Another rift in the competitive landscape between Airbus and Boeing has appeared. Airbus is ready to move forward with a deployable flight data and voice recorder system for commercial aircraft. Boeing has installed deployable recorders on at least three military aircraft fleets, but disagrees that the technology is appropriate or safe for commercial transports.
The Airbus concept involves deploying one of the two sets of flight data and cockpit voice recorders in the event of a mid-air collision or impact with the ground. The deployed unit includes a locator beacon, and is designed to float if the crash occurs in water.
The appeal of such a system is obvious. It could spare the industry the embarrassment of “losing” another aircraft. Air France flight 447 in 2009 was eventually found at the bottom of the South Atlantic, but the search was costly and took more than two years. Malaysia Airlines 370 is still missing, along with clues as to why it suddenly stopped transmitting before executing a series of seemingly purposeful manoeuvres.
If either the Malaysian or French airliners were equipped with a deployable flight recorder, the narrative of the search would likely be very different.

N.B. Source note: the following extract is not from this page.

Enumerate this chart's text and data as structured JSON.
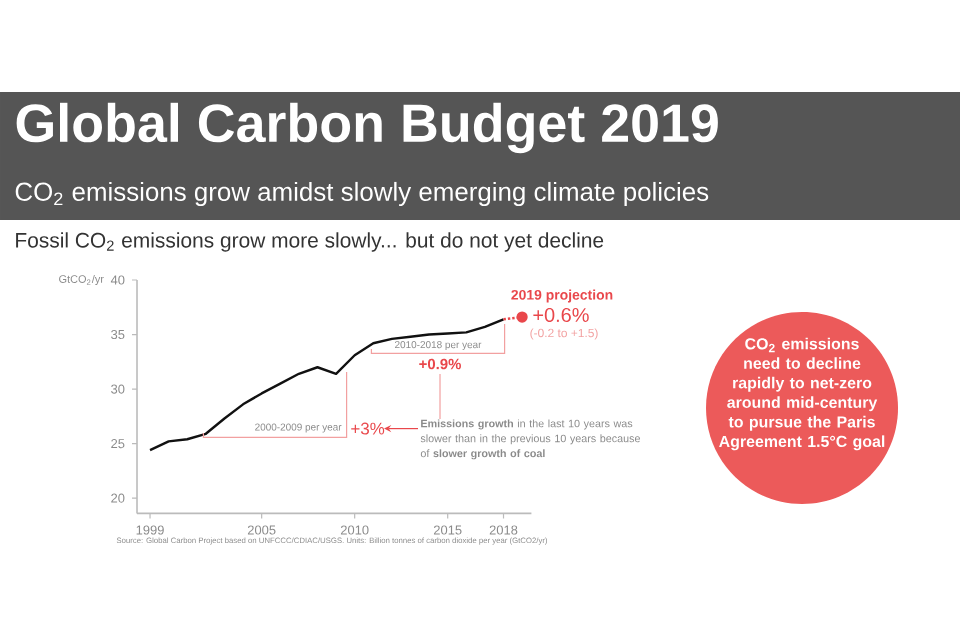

The locator beacon would vector search crews within seconds to a precise spot near the impact point. The recorders could be immediately recovered and downloaded, establishing facts and knocking down rumours. In the case of the Yemenia crash in 2009, a floating locator beacon could have saved lives. Boeing, however, knows these systems intimately and has doubts. The air transport system is so safe that only a handful of aircraft have been lost to the oceans in four decades, despite hundreds of millions of flights. Deployable recorders can be wrongly activated, and statistics state that a few such incidents will happen every year, risking injuries and damage on the ground.
Deployables are certainly not the only, or even the best, answer to the problem of missing airliners. Upgrading onboard data systems to prevent tampering and enable instant reports of deviations from the flight plan is an obvious place to start. Using ADS-B to track aircraft via satellite in real-time all over the world is a more complex undertaking, but another possible step.
But deployables may have a place as one of several solutions. Although such incidents are rare, their impact in the marketplace far outweighs their statistical relevance. The aviation industry must consider all options to prevent another MH370.